Edit: "The FedNow Service will initially leverage IBM® MQ MQi Client for the payment message flows." according to https://www.frbservices.org/financial-services/fednow/blog/a...
Hitching a horse to a different technology platform that has only been around for a few years to complete a project that should last for many more decades would be an architectural choice that would only lead to high costs and high risk of major changes in the future and puts the whole system at risk.
Half the banking sector runs on IBM and has been running on IBM for decades. They know the domain well and have legitimate credibility for being reliable. It's not comparable to some of their other markets.
As far as message queues go for something like the federal reserve, IBM MQ is really the only option that wouldn't raise a lot of eyebrows in the industry. The Fed is not the kind of institution that I think people would be lenient on for being open and innovative with their software solutions, banks really need to know that this thing is going to work and they all run IBM MQ themselves already. Not to mention the integration possibilities with Db2 and IMS, which are both huge in finance.
My only complaint is that it is very expensive. That's the story with most of the kind of hardcore technical products IBM sells that are likely to wind up near mainframes. I'd imagine the Fed gets a sizeable discount though.
On the one hand, I guess. On the other hand, I have a pile of the WebSphere product stack in my life. The app server is ten times the cost of MQ. WPS is another ten times the cost of the app server. It looks cheap when you're buying the really expensive stuff!

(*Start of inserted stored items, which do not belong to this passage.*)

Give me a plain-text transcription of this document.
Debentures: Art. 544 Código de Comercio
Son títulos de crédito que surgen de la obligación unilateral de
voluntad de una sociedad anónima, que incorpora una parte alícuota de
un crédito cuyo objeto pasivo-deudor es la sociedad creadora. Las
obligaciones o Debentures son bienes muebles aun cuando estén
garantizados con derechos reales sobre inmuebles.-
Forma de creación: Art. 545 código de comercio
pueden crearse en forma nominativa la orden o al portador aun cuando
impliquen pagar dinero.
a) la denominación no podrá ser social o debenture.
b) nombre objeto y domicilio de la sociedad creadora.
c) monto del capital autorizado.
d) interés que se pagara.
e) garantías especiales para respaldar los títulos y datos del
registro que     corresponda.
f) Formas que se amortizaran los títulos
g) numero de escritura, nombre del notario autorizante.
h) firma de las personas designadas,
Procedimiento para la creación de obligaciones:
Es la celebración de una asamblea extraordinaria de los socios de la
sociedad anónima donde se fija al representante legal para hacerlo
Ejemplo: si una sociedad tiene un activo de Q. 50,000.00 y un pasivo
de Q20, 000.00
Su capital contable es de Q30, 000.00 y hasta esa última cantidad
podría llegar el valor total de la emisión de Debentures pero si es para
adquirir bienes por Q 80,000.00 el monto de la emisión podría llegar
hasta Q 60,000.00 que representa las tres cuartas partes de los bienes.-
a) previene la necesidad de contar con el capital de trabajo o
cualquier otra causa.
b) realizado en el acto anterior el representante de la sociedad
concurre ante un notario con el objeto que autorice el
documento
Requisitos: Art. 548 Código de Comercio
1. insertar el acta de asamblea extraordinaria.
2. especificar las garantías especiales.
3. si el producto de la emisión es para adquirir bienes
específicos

Also if you're using MQ for things like guaranteed delivery and making use of clustering and security controls I suspect it's cheaper to pony up for the IBM software than it is to spend time messing about in the thickets of the free alternatives.

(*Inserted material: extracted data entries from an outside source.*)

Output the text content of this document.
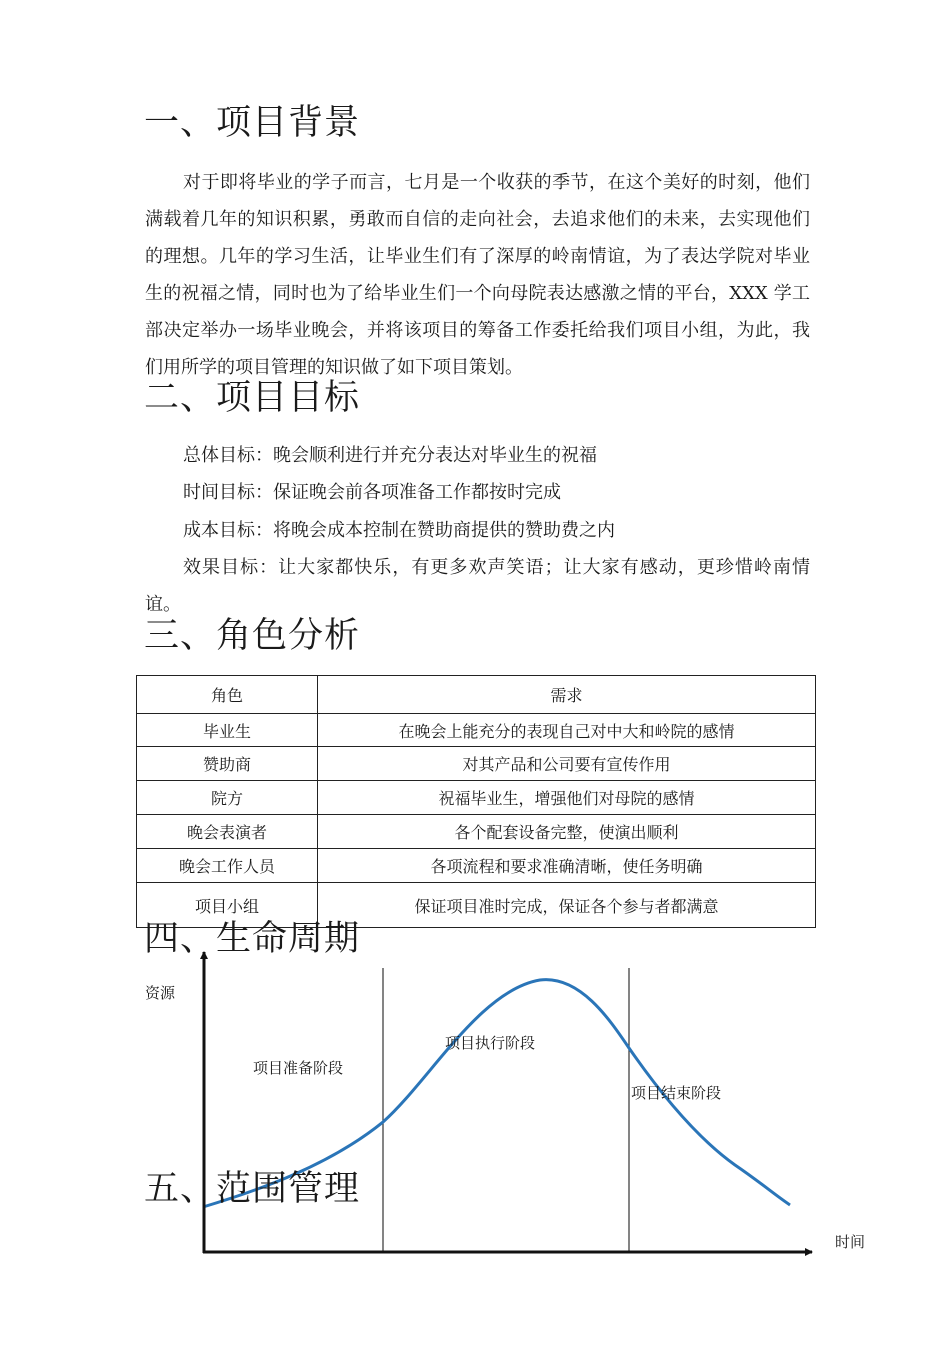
一、项目背景

对于即将毕业的学子而言，七月是一个收获的季节，在这个美好的时刻，他们满载着几年的知识积累，勇敢而自信的走向社会，去追求他们的未来，去实现他们的理想。几年的学习生活，让毕业生们有了深厚的岭南情谊，为了表达学院对毕业生的祝福之情，同时也为了给毕业生们一个向母院表达感激之情的平台，XXX 学工部决定举办一场毕业晚会，并将该项目的筹备工作委托给我们项目小组，为此，我们用所学的项目管理的知识做了如下项目策划。

二、项目目标

总体目标：晚会顺利进行并充分表达对毕业生的祝福

时间目标：保证晚会前各项准备工作都按时完成

成本目标：将晚会成本控制在赞助商提供的赞助费之内

效果目标：让大家都快乐，有更多欢声笑语；让大家有感动，更珍惜岭南情谊。

三、角色分析
角色	需求
毕业生	在晚会上能充分的表现自己对中大和岭院的感情
赞助商	对其产品和公司要有宣传作用
院方	祝福毕业生，增强他们对母院的感情
晚会表演者	各个配套设备完整，使演出顺利
晚会工作人员	各项流程和要求准确清晰，使任务明确
项目小组	保证项目准时完成，保证各个参与者都满意
资源
时间
项目准备阶段
项目执行阶段
项目结束阶段
四、生命周期
五、范围管理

FIX is, at its core, a message queue, and it’s a free financial industry standard. And, for any serious use in which the message queueing ability is important, FIX is wildly unfit for purpose.
Seriously, a deliver-once [0] message queue between two parties is very simple, and it’s truly remarkable how severely it can be screwed up. I’ve never used IBM’s solution, but I assume it actually works.
[0] Yes, deliver-once is impossible. But arranging for a failure to result in all messages up to a point being delivered, subsequent messages not being delivered, and the fact that a failure occurred being obvious to both parties is straightforward.